Part 2: Secure Aggregation Tax (Trade-off - 15 Mins)

  • Objective: Balance communication overhead vs. privacy in a distributed Federated Learning fleet.
  • The "Lock" (Prediction): "Does adding 'Pairwise Masking' (Secure Aggregation) increase network bandwidth consumption or compute latency more?"
  • The Workbench:
    • Interaction: Toggle Secure Aggregation. Adjust Number of Clients (N) and Secret Key Size.
    • Instruments: Privacy-Communication Waterfall (Masking Overhead vs. Math Time).
    • The 10-Iteration Rule: Students must find the "Mask Complexity" that satisfies the Privacy Officer without causing the 5G sync to exceed the battery budget.
  • Reflect: "Jeff Dean observes: 'One slow node (straggler) is holding up the entire secure handshake.' Propose a 'Dropout-Resilient' aggregation strategy."

Part 3: The Defense-in-Depth Audit (Synthesis - 15 Mins)
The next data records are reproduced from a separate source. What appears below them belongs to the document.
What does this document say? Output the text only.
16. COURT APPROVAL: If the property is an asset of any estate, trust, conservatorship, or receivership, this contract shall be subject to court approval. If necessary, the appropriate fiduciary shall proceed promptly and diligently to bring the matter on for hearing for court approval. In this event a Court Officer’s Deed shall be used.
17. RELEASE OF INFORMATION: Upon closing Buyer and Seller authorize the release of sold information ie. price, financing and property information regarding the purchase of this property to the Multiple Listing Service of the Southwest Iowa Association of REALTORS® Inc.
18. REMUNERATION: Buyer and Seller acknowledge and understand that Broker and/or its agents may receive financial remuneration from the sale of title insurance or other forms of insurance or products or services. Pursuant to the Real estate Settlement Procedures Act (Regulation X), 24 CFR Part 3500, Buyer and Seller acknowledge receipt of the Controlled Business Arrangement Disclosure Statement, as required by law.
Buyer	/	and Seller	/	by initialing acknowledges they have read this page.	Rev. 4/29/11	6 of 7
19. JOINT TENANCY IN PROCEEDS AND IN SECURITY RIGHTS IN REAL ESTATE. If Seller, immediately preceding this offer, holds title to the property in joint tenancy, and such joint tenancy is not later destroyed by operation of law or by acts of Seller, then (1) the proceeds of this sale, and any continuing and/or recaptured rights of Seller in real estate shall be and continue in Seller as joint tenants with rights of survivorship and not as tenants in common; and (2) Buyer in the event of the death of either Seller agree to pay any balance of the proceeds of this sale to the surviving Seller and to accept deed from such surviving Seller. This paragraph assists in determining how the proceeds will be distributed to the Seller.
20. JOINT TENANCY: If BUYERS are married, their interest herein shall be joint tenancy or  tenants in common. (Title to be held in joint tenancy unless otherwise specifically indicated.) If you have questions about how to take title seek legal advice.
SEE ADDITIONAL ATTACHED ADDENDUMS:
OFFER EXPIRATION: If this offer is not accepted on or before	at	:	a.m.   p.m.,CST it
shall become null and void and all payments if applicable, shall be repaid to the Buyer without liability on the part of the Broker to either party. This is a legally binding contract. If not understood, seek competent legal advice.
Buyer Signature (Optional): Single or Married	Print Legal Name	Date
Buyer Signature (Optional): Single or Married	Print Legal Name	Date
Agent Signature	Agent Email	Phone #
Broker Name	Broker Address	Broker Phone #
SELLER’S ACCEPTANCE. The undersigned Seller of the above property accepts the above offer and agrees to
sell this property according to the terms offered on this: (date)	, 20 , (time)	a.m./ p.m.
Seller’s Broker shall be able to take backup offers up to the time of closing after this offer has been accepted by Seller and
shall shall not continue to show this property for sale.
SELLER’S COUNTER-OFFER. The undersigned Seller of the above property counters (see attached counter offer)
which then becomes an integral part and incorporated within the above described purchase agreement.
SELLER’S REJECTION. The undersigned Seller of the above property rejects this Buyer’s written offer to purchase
  • Objective: Design a "Hardened Architecture" that satisfies the Security Lead within the 10ms budget.
  • The "Lock" (Prediction): "Will running the model in a TEE (Trusted Execution Environment) be faster or slower than running it in plaintext with input sanitization?"
  • The Workbench:
    • Interaction: TEE Toggle. Input Validator Toggle. Output Smoothing Slider.
    • The "Stakeholder" Challenge: The Security Lead rejects any design that doesn't use TEEs. You must prove that using Model Sharding (keeping only sensitive layers in TEE) hits the safety goal with 50% less latency than a full-TEE approach.
  • Reflect (The Ledger): "Defend your final 'Secure Design.' Did you prioritize 'Model Integrity' or 'User Experience'? Justify how you managed the 'Privacy-Utility-Budget Triangle'."

4. Visual Layout Specification

  • Primary: PrivacyUtilityPareto (Accuracy vs. Epsilon).
  • Secondary: SecurityOverheadWaterfall (Math vs. Encryption vs. Sanitization time).
  • Math Peek: Toggle for DP-SGD Noise Scale and Secure Aggregation Complexity.